Protesters who were at each other’s throats on October 6 were fighting side by side to repel a vicious and brutal enemy on October 8.

Those who had threatened not to serve reported for duty, and reserve call-ups saw unprecedented response rates, with some units exceeding 130% to 150% participation.

Those who had threatened to leave stayed, while tens of thousands of Israelis abroad scrambled for flights to bring them home so they could join their units.

Then, the government froze the judicial reform – realizing, wisely, that this was not the time.

It’s still not the time – at least not in the original form. There is definitely room to reform a judicial branch that has become too powerful – arguably more powerful than the other two branches of government – but this has to be done carefully, gradually, and with as much consensus as possible.

Instead, Levin and Amit – the justice minister and the interim chief justice – are locked in an arm-wrestling contest, each determined to pin the other. That’s not what the country needs.

What Israel needs is a compromise, and finding one – finding a way to appoint a chief justice for the Supreme Court and three new Supreme Court judges – should not be beyond the capacity of a nation that dismantled the Syrian military in 48 hours and incapacitated much of Hezbollah with exploding beepers and walkie-talkies in two days.
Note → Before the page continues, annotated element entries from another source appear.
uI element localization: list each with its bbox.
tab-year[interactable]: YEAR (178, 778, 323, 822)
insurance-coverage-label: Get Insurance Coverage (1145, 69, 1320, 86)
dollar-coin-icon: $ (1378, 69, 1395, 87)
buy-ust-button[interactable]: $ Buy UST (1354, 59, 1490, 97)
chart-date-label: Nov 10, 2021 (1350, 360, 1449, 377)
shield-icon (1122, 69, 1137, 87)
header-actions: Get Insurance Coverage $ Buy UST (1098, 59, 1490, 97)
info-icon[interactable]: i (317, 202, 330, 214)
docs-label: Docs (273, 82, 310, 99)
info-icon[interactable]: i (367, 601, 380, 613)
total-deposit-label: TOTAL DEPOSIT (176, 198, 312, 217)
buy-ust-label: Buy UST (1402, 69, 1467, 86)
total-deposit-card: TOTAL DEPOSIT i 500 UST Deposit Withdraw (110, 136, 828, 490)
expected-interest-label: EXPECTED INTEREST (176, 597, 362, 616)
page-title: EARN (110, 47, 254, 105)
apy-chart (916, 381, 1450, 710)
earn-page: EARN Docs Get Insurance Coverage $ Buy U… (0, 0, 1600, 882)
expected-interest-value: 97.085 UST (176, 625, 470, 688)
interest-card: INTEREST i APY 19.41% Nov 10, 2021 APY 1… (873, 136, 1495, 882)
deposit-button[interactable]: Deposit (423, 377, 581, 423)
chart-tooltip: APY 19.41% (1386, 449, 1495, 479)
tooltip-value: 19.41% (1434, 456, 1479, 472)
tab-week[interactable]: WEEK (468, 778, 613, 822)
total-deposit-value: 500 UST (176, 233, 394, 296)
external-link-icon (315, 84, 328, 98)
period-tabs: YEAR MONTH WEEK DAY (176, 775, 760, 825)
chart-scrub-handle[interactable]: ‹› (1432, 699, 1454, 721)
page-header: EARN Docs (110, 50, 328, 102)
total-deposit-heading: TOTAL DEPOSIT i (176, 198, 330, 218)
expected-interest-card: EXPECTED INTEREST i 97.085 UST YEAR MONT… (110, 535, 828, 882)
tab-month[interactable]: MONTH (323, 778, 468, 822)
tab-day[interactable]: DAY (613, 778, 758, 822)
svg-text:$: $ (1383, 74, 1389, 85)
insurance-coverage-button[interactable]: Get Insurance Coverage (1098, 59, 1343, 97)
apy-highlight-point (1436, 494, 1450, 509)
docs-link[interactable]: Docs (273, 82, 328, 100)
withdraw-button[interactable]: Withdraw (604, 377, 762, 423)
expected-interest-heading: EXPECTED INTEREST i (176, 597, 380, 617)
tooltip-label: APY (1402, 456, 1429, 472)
Israeli thinker Micah Goodman once boiled the whole judicial reform debate down to a struggle between two competing visions of Israel’s identity: Should Israel be a “Jewish democratic” state, prioritizing its Jewish identity, or a “democratic Jewish” state, prioritizing its democratic values?

For anti-reform advocates, democracy was the supreme value, leaving no room for compromise because who could compromise on democracy? For reform proponents, Israel’s Jewish identity was paramount, making compromise equally inconceivable because who could compromise on Israel as a Jewish state?

Both sides treated the other’s core values as negotiable while holding their own as sacred and unmovable. Calls for compromise for the sake of unity were dismissed as weakness, as the territory of the weak-willed and the indecisive.

Then October 7 hit, however, and – at least momentarily – slammed home a grim truth: Without unity, Israel risks being neither a Jewish state nor a democratic one. It risks ceasing to exist altogether, as its enemies will take advantage of its divisions to destroy it.

That realization resonated in the immediate aftermath of the attack but now appears to be fading in the glow of battlefield successes. This return to old patterns is not only shortsighted but dangerous. It ignores the lessons of recent history and dismisses the stark warnings of October 7.

Journalist Kalman Lipskind wrote Friday in Makor Rishon that the divisions we thought defined the nation – Right vs Left, religious vs secular, “Bibi is King” vs “anyone but Bibi” – are no longer the true dividing lines.

Instead, he powerfully argued, the real division is between those who can’t sleep at night, consumed with worry for sons, husbands, and fathers on the front lines, and those who don’t live with an immediate fear of that proverbial “knock on the door” and for that reason can fight about all sorts of peripheral issues.

For those who can’t sleep, the priorities are clear: Bring their loved ones home safe and sound, ensure the country’s safety, and leave everything else for another day. Considering all the country has endured over the last 14 months, that seems to be the necessary moral focus.

The question is whether Israel’s politicians and public figures will heed that call or succumb to the temptations of division once again.

Israel has shown it can unite in the face of mortal threats. The test now is whether it can learn to prioritize compromise even when things begin returning to normal.

Only that way can it ensure that internal divisions do not again threaten its survival by emboldening its enemies to attack.